RESULTS: The effect of propofol on SMC and AMC was assessed in rat uterine muscle and a non-cumulative dose-response curve to propofol (10-6 to 3.16x10-4 M) was built. The sensitivities of SMC and AMC to propofol were similar with IC50's around 100uM (10-4M) (SMC: mean±SE 93.7±10.47uM, n=7; AMC: 87.9±5.23uM n=7). Inhibition by propofol was rapidly and fully reversible (5.5±1 min to reach 50% and 22.7 ± 2.9min to reach 90% of maximal force). In human uterine muscle, 10-5M propofol inhibited oxytocin AMC (10-9M to 10-6M; p<0.05). To explore the cellular mechanism of propofol-induced relaxation, we compared the effect of propofol on the thin-filament and thick-filament regulation. Oxytocin increased the phosphorylation of ERK1/2 (extracellular signal-regulated kinase) (2.79±0.25 vs. 1.04±0.03 in control group, n=5), but failed to activate p-CAD (phospho-Caldesmon) - the end target of thin-filament regulation (1.04±0.04 vs. 1.06±0.02 in control group). Propofol inhibited neither p-ERK1/2 (2.39±0.36 vs. 2.79±0.25 in oxytocin group) nor p-CAD (1.07±0.05 vs. 1.04±0.04 oxytocin group), indicating that thin-filament regulation plays no role either in oxytocin AMC or propofol inhibitory effect. We examined the end target of thick-filament regulation (calcium dependent pathway): oxytocin increased myosin light chain phosphorylation (p-MLC) (1.64±0.62 vs. 1.04± 0.13 in control group). And Propofol inhibited oxytocin-activated p-MLC (1.03±0.2 vs. 1.64±0.62 in oxytocin group).

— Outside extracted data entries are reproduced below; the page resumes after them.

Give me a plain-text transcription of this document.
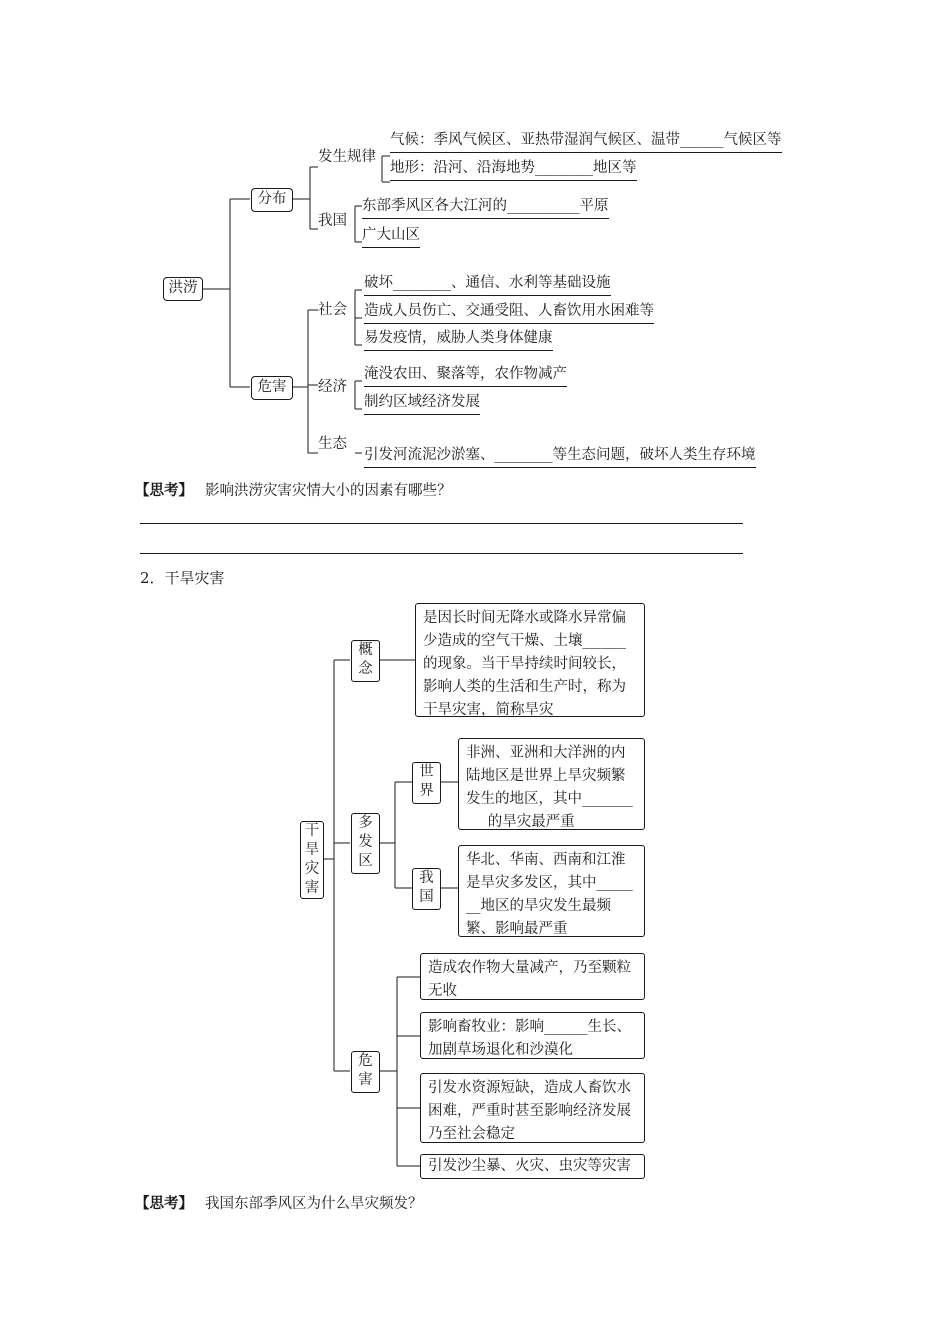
洪涝
分布
危害
发生规律
气候：季风气候区、亚热带湿润气候区、温带______气候区等
地形：沿河、沿海地势________地区等
我国
东部季风区各大江河的__________平原
广大山区
社会
破坏________、通信、水利等基础设施
造成人员伤亡、交通受阻、人畜饮用水困难等
易发疫情，威胁人类身体健康
经济
淹没农田、聚落等，农作物减产
制约区域经济发展
生态
引发河流泥沙淤塞、________等生态问题，破坏人类生存环境
【思考】 影响洪涝灾害灾情大小的因素有哪些？
2．干旱灾害
干
旱
灾
害
概
念
是因长时间无降水或降水异常偏少造成的空气干燥、土壤______的现象。当干旱持续时间较长，影响人类的生活和生产时，称为干旱灾害，简称旱灾
多
发
区
世
界
非洲、亚洲和大洋洲的内陆地区是世界上旱灾频繁发生的地区，其中__________的旱灾最严重
我
国
华北、华南、西南和江淮是旱灾多发区，其中_______地区的旱灾发生最频繁、影响最严重
危
害
造成农作物大量减产，乃至颗粒无收
影响畜牧业：影响______生长、加剧草场退化和沙漠化
引发水资源短缺，造成人畜饮水困难，严重时甚至影响经济发展乃至社会稳定
引发沙尘暴、火灾、虫灾等灾害
【思考】 我国东部季风区为什么旱灾频发？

CONCLUSION: Oxytocin contraction is mediated via calcium-dependent pathway and activation of MLC. Propofol inhibits oxytocin AMC and attenuates oxytocin-induced MLC phosphorylation. The extremely high IC50 of propofol (120x higher than concentration of propofol induction dose) and complete recovery suggests that clinical propofol use doesn’t contribute to uterine atony, or increase the risk of postpartum hemorrhage.
Ref. Anaeth Intensive Care 1990;18:180-4.